Last week, we pointed to The Telegraph’s half-cheeky, half-serious list of “50 Things That Are Being Killed by the Internet“. Trivial bits like “2) Fear that you are the only person unmoved by a celebrity’s death” and “44) Trust in Nigerian businessmen and princes” aside, the obituary reflected a genuine wistfulness for ‘the good old days’. A few casualties worth deeper consideration:
15) Photo albums and slide shows: Facebook, Flickr and printing sites like Snapfish are how we share our photos. Earlier this year Kodak announced that it was discontinuing its Kodachrome slide film because of lack of demand.
17) Watching television together: On-demand television, from the iPlayer in Britain to Hulu in the US, allows relatives and colleagues to watch the same programmes at different times, undermining what had been one of the medium’s most attractive cultural appeals – the shared experience. Appointment-to-view television, if it exists at all, seems confined to sport and live reality shows.
22) Enforceable copyright: The record companies, film studios and news agencies are fighting back, but can the floodgates ever be closed?
31) Privacy: We may attack governments for the spread of surveillance culture, but users of social media websites make more information about themselves available than Big Brother could ever hoped to obtain by covert means.
35) Concentration: What with tabbing between Gmail, Twitter, Facebook and Google News, it’s a wonder anyone gets their work done. A disturbing trend captured by the wonderful XKCD webcomic.
The list mourns the death of practices and attributes many of us don’t want to sacrifice (our ability to concentrate, real-life gatherings, a respect for privacy), things that hold value to us but have been usurped by new conventions and conveniences. It’s a reminder that the internet, like all technological innovation, makes our lives both easier and more complex; along with efficiency and abundance, it offers an increasingly foreign world of choices in the way we communicate, work and play.
Rather than lament the passing of these values, beliefs and rituals, let’s invent ways to save them. Let’s examine the ‘dying’ practices we value and design new tools, strategies, and products to keep them (or the essence of them) alive.

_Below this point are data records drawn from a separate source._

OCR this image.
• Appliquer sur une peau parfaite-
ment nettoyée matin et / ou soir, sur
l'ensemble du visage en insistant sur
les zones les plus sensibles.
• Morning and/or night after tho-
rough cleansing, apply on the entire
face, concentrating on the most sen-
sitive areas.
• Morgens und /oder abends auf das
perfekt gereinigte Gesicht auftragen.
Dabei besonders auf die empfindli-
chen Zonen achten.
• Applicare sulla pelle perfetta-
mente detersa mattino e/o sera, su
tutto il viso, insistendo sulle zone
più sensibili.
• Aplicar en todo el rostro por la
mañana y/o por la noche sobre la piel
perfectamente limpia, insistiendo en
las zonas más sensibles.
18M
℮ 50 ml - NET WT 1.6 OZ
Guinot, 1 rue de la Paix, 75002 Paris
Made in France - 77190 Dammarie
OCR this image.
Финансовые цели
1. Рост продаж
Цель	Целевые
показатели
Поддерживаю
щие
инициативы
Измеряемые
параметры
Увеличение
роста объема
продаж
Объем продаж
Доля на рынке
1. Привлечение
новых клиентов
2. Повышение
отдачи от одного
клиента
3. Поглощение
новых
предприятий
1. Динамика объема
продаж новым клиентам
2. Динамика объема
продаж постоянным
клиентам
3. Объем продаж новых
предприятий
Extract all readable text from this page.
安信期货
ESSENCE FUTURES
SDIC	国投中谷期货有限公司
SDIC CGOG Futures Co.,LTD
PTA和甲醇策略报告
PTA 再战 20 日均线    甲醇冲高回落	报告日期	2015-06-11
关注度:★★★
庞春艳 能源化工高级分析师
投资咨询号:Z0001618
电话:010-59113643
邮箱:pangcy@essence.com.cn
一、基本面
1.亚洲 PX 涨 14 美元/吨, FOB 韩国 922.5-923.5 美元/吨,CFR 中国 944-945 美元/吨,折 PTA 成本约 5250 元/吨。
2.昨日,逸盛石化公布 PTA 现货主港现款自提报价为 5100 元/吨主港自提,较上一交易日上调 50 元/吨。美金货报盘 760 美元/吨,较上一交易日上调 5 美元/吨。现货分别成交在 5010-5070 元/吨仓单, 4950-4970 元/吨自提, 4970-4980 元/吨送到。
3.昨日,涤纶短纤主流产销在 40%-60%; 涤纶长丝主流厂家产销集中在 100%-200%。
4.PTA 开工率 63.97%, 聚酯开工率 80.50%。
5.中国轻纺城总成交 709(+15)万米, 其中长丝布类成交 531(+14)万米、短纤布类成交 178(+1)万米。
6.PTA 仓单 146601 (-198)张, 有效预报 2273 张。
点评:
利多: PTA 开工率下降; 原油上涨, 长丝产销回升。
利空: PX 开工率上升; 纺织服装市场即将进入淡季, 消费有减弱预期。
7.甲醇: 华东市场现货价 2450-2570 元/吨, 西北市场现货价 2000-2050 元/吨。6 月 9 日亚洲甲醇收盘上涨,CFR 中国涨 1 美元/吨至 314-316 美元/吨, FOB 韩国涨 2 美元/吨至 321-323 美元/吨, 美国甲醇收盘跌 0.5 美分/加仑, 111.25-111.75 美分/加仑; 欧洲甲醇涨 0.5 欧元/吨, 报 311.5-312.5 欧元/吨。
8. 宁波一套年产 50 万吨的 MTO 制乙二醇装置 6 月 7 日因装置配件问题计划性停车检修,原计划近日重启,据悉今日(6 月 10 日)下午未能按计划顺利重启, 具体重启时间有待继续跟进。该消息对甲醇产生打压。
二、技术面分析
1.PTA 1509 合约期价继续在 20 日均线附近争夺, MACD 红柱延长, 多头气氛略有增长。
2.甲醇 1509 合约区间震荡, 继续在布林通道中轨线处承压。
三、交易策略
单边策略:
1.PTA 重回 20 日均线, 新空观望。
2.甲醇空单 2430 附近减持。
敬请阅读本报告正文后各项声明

Apple’s iTunes does this well, reimagining the experience of flipping through LPs at a record store with its elegant coverflow navigation. RCRD LBL is another good example – rather than struggling (in vain) to curb illegal filesharing, the online music network highlights their stable of emerging artists and lets users stream and share their music freely – so both fans and musicians (and their copyyrights) win. Meanwhile, Hulu and MTV are trying to reinvent the communal tv-watching experience, the former hosting virtual premiere parties via Facebook; the latter developing games around real-time fan commentary. And publications like NYT and Slate have found meaningful ways to engage their attention-split readers with interactive slideshows and infographics that bring depth and added relevance to their storytelling.
The internet may be ‘killing’ the way we’ve gotten used to doing things, but it hasn’t extinguished our fundamental curiosity, our desire to see, hear and learn new things, to interact socially and with sincerity, and to seek long-lasting enrichment in the media we consume and share. Rather than regret all that’s being lost, brands and content creators should be creating new ways to humanize our experiences through technology not around it. The challenge is not to stop the tide of change, but to anchor ourselves in the rituals and common humanity that have always survived it.